Sir Howard Elston, our beachwear correspondent, files his report from a St Tropez jail cell after been arrested by Froggie cops.
I am sitting on my jailhouse straw mattress (writes an unrepentant Sir Howard Elston) with my male burkini haphazardly draped across my sculpted naked body as French police decide whether to charge me with seaside indecency.
As a leading male model for the epoch-changing Doncaster fashion industry, I had been hired to show the a la mode world how the perfect masculine body could use the BURKINI, the all-over swimsuit that hides rather than reveals the lustful naked human form.
I was nicked and frog-marched off to jail. El Commandante Monsieur Jean Jacques Lemerde told me: “It is disgusting that you are hiding your body on one of our French beaches. You must be semi naked like the rest of the beach population who flaunt their fat bellies, their sagging body parts and their hairy arses.’
“Why do you think we fought a revolution all those years ago and chopped off so many heads?”
Last night, a police spokesthing said:
“At 12.32 today, officers dressed in designer Speedo budgie-grabbers, Jimmy Choo diamanté flip flops, Raybans and greased to the gills in Factor 50 arrested a British degenerate of indeterminate age under suspicion of corrupting maritime morals.

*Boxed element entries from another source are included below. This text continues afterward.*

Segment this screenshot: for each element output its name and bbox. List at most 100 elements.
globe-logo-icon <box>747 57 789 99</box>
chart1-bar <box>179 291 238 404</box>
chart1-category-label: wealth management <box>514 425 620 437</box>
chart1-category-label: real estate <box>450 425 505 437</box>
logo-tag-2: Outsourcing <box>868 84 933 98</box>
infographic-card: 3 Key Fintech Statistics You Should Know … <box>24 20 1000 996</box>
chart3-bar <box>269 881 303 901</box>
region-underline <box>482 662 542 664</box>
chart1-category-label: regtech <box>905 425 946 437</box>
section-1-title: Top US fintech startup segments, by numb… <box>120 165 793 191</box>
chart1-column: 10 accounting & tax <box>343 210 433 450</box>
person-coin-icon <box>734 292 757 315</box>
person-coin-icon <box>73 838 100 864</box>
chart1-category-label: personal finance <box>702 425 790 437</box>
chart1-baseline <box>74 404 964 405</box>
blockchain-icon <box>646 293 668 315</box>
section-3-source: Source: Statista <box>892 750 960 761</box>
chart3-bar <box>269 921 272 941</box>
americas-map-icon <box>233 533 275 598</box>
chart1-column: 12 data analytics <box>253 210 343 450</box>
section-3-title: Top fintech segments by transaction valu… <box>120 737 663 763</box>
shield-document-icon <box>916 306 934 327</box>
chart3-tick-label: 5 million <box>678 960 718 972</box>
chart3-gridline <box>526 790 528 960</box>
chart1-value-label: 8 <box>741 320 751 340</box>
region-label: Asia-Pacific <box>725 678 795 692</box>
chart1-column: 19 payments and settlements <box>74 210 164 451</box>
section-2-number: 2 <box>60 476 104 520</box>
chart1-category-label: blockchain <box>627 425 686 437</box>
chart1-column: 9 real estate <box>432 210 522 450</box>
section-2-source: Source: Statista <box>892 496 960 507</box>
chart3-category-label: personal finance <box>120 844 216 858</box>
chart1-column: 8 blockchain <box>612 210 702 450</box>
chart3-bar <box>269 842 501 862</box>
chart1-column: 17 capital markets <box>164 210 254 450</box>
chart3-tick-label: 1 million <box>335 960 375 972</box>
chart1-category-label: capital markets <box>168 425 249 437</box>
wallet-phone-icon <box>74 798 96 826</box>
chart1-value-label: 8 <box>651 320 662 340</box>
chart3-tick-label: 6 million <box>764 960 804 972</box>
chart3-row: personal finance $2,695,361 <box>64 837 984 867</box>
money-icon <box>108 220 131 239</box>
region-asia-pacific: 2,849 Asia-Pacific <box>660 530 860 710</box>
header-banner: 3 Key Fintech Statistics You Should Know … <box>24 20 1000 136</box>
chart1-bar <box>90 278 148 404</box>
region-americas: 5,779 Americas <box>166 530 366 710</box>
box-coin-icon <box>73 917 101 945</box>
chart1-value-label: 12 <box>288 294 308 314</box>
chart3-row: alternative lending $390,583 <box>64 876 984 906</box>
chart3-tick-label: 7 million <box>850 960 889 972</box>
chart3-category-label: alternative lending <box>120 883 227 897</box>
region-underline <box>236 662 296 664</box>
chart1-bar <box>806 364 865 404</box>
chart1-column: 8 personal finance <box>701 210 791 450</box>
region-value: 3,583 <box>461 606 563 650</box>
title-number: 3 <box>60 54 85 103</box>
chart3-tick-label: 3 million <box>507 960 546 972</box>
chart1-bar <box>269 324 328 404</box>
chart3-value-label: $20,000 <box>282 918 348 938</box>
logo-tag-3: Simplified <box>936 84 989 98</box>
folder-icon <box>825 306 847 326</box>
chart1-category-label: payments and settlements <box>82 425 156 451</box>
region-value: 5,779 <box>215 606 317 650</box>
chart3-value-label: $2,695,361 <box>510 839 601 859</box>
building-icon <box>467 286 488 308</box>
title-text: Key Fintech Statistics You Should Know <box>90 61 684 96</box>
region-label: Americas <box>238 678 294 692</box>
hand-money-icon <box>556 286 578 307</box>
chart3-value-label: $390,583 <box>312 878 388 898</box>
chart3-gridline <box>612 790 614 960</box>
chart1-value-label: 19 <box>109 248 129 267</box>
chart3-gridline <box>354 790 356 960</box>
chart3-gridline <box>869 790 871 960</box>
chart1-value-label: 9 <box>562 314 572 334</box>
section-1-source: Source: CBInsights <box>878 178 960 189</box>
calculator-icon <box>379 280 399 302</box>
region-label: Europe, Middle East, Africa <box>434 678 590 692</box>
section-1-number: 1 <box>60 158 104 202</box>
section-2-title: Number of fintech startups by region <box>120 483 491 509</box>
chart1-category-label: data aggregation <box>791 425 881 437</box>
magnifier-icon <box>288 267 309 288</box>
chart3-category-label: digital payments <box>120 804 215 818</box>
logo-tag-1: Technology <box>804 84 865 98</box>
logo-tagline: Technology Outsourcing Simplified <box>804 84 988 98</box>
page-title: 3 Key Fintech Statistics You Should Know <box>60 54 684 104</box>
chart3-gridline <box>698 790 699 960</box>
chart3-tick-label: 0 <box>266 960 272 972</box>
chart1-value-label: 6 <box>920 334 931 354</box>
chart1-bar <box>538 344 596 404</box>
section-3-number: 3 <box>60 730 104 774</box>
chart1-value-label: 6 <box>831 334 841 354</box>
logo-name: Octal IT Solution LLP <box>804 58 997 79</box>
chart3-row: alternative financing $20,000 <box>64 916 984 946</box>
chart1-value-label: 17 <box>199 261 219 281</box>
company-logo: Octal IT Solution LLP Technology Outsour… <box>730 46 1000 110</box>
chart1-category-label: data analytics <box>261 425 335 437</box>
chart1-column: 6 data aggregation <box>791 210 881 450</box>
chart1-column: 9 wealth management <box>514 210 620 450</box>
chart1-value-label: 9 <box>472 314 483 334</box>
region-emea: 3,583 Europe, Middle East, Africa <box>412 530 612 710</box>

He will be questioned, tortured and found guilty of terrorism under Provence law.”
I now seem to be a cause celebre, as they say in this land of fraternities, sororities and croissants. Frog political hack Slick Nick Sarkozy said burkinis represent a threat to public order and hygiene.
And Sarko told me in a top secret hush hush confidential behind closed doors in camera private 1-2-1 visit to my death row cell over a croque monsieur and zuppa d’anglaise:
“First, Sir Howard, we ban the burkinis which scare all decent semi nude beach goers. Then it’s the nuns and monks…
‘Subsequently,’ he added conspiratorially, “we nab the surfers in their threatening wetsuits. Then babies under two on hot beaches whose mothers illegally dress them in tee-shirts and present a living threat to our French traditions.”
Phil, a Yorkshire beachwear consultant for the Vichy regime and a leading cultural commentator, said over a pint of Tetley tea and a current bap: “Zut alors. Howard Elston should remain in his frog jail cell until he repents and stops threatening decent half naked French holidaymakers.
“It’s that bloody simple. Let’s go Hull Kingston Rovers. And did you know that if Yorkshire were an independent nation, it would have come in 219th in the Olympic medal table?”